Bomboloni
Storia e provenienza: pare che siano stati i Lorena a introdurre i krapfen nel Granducato di Toscana: qui divennero i bomboloni. Pian pianino, si diffusero nel resto d’Italia, con varianti nell’impasto e nel ripieno.
Caratteristiche: tipici del Carnevale, ma non solo, sono dolci fritti, tondi e soffici, spesso con il ripieno di crema pasticciera o di cacao o di pistacchio, si gustano a colazione e a merenda, e quando ci pare e piace.

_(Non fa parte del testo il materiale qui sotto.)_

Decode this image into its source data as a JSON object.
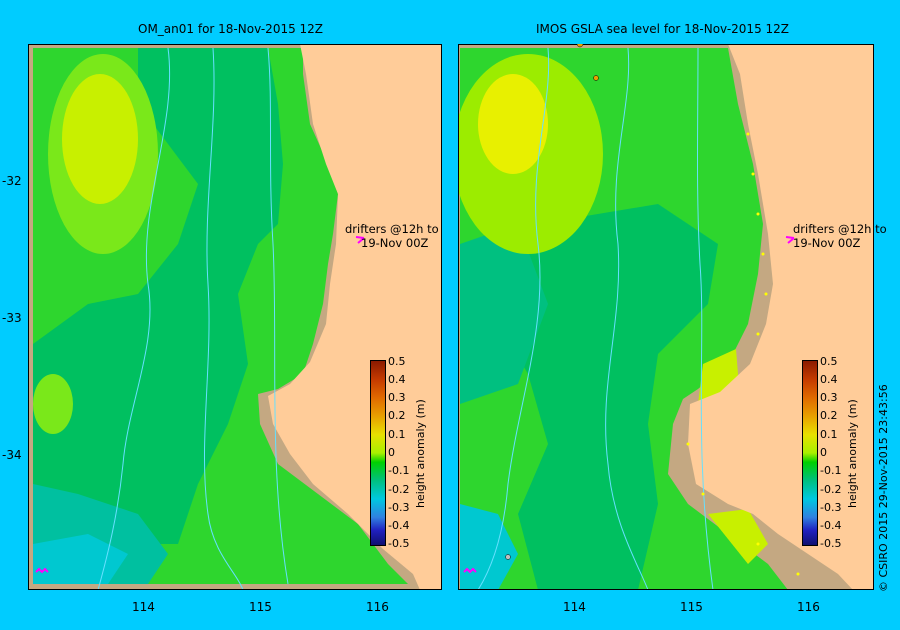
{
  "left_panel": {
    "title": "OM_an01  for 18-Nov-2015 12Z",
    "lat_ticks": [
      "-32",
      "-33",
      "-34"
    ],
    "lon_ticks": [
      "114",
      "115",
      "116"
    ],
    "drifter_note_1": "drifters @12h to",
    "drifter_note_2": "19-Nov 00Z"
  },
  "right_panel": {
    "title": "IMOS GSLA sea level  for 18-Nov-2015 12Z",
    "lon_ticks": [
      "114",
      "115",
      "116"
    ],
    "drifter_note_1": "drifters @12h to",
    "drifter_note_2": "19-Nov 00Z"
  },
  "colorbar": {
    "label": "height anomaly (m)",
    "ticks": [
      "0.5",
      "0.4",
      "0.3",
      "0.2",
      "0.1",
      "0",
      "-0.1",
      "-0.2",
      "-0.3",
      "-0.4",
      "-0.5"
    ],
    "colors": [
      "#8b1a00",
      "#c43a00",
      "#e06a00",
      "#e8a000",
      "#e8e000",
      "#a8f000",
      "#00d000",
      "#00c080",
      "#00c8e0",
      "#3080e0",
      "#2020c0",
      "#101070"
    ]
  },
  "legend_colors": {
    "land": "#ffcc99",
    "shelf": "#c4a882",
    "border": "#00ccff",
    "drifter_marker": "#ff00ff",
    "drifter_points": "#ffff00"
  },
  "credit": "© CSIRO 2015   29-Nov-2015 23:43:56"
}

In cucina: impastiamo farina, lievito di birra e zucchero. In una ciotola, mescoliamo latte tiepido, olio di girasole, uova, scorza grattugiata di arancia e vanillina. Poco alla volta, mescolando, aggiungiamo la farina, per un impasto elastico e morbido. Lasciatolo riposare 2 ore, lo stendiamo allo spessore di 1,5 cm. Formiamo dei dischi che, poggiati su pezzi di carta forno, sistemiamo in una teglia. Lievitiamo ancora 30 minuti e poi friggiamo a 170°C; la carta forno si staccherà dopo poco. Quando sono dorati su entrambi i lati, togliamoli, posiamoli su carta assorbente e poi nello zucchero. Buchiamo al centro ogni bombolone e farciamolo. Mangiamone subito uno; poi, con la bocca sporca di zucchero, portiamo gli altri in tavola.
Un consiglio: al forno sono più leggeri, ma sempre golosi.
Curiosità: i krapfen sarebbero di origine medievale: il nome deriverebbe dal tedesco arcaico krapfo, “artiglio” o “uncino”, data la forma originaria di questi dolci.
Frittelle di mele
Storia e provenienza: se ne trovano notizie in ricettari del XV secolo: erano buongustai anche allora. È uno dei dolci casalinghi più amati e diffusi in ogni regione italiana e in tutto il globo terracqueo.
Caratteristiche: dolce carnevalizio ma non solo, fragrante e dal cuore tenero, lo si ottiene con pochi ingredienti, per un risultato dov’è gradevole il contrasto fra l’acidulo delle mele e il dolce dello zucchero.
In cucina: per la pastella sbattiamo due uova intere, aggiungiamo il latte e un pochinino di sale, la farina e il lievito per dolci, mescoliamo fino a ottenere un composto omogeneo. Sbucciate le mele e togliete i torsoli, poi tagliamole a fettine spesse mezzo centimetro che mettiamo in una ciotola ampia e bassa, cospargendole di succo di limone per non farle annerire. Riscaldate l’olio a 170°C, tuffate le fettine nella pastella coprendole interamente, poi nell’olio dove le friggiamo due per volta per non abbassare la temperatura. Via via che s’indorano, le adagiamo su un vassoio con carta assorbente per togliere l’unto di troppo. Poi le cospargiamo con zucchero a velo aromatizzato con la cannella. Son pronte.
Un consiglio: consumare subito. Poi si afflosciano…
Curiosità: nel ‘700 le frittelle di mele sono proclamate «dolce nazionale della Serenissima Repubblica di Venezia» e Carlo Goldoni le cita in una delle sue commedie.